Der Verein führt den Namen, Verein für Gebrauchshunde Bornheim-Sechtem und Umgebung e.V., und hat seinen Sitz in 53332 Bornheim-Sechtem, Erfurter Straße.

Der Verein ist in das Vereinsregister beim Amtsgericht Bonn unter der Registernummer 6881 eingetragen.

 

§ 2

Geschäftsjahr und Gerichtsstand

Das Geschäftsjahr des Vereins ist das Kalenderjahr. Gerichtsstand ist Bonn

 

§ 3

Mitgliedschaft in anderen Verbänden

Der Verein ist Mitglied im Deutschen Verband der Gebrauchshundsportvereine e.V. (DVG)

– Sportverband für das Polizei und Schutzhundwesen -, Mitglied des dhv, VDH und des FCI.

In dieser Eigenschaft gehört er zum DVG Landesverband Nord-Rheinland e.V. und der Kreisgruppe Köln e.V.

Die Satzung und Ordnung sowie die Beschlüsse des DVG und seiner Organe werden für den Verein als verbindlich anerkannt.

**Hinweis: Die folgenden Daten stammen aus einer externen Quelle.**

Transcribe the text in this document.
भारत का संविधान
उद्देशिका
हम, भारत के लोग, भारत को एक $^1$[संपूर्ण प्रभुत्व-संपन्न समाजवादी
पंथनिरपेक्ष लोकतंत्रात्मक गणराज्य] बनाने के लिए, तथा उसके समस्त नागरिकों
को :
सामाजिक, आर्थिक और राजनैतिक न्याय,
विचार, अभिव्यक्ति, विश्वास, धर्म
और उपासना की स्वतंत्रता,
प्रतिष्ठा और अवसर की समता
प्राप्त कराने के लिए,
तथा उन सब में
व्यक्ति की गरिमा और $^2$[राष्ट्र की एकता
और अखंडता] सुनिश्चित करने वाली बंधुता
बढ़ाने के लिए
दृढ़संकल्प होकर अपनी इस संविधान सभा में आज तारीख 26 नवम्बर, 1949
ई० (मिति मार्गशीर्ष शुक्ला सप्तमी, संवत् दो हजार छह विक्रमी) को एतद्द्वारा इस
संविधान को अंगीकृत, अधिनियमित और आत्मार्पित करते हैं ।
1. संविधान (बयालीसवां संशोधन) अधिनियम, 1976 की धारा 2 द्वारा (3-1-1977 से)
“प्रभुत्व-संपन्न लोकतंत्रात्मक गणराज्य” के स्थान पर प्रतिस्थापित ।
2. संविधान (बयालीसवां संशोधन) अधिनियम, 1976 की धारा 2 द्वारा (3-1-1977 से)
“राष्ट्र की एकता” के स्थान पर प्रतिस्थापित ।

Dies gilt analog für die Satzungen und Beschlüsse des DHV, VDH und des FCI.

 

§ 4

Zweck und Aufgabe des Vereins

 

  1. Der Verein ist selbstlos tätig, er verfolgt ausschließlich gemeinnützige Zwecke und nicht in erster Linie eigenwirtschaftliche Zwecke, er verfolgt ausschließlich die nachfolgenden satzungsmäßigen Zwecke.
  2. Der Verein fördert:

– die Information der Öffentlichkeit über den Hundesport

– die Erfassung der Freunde des Hundesports in diesem Verein

– die Ausbildung aller Hunde zu Begleithunden, Fährten-, und Schutzdiensthunden (Sporthundeausbildung)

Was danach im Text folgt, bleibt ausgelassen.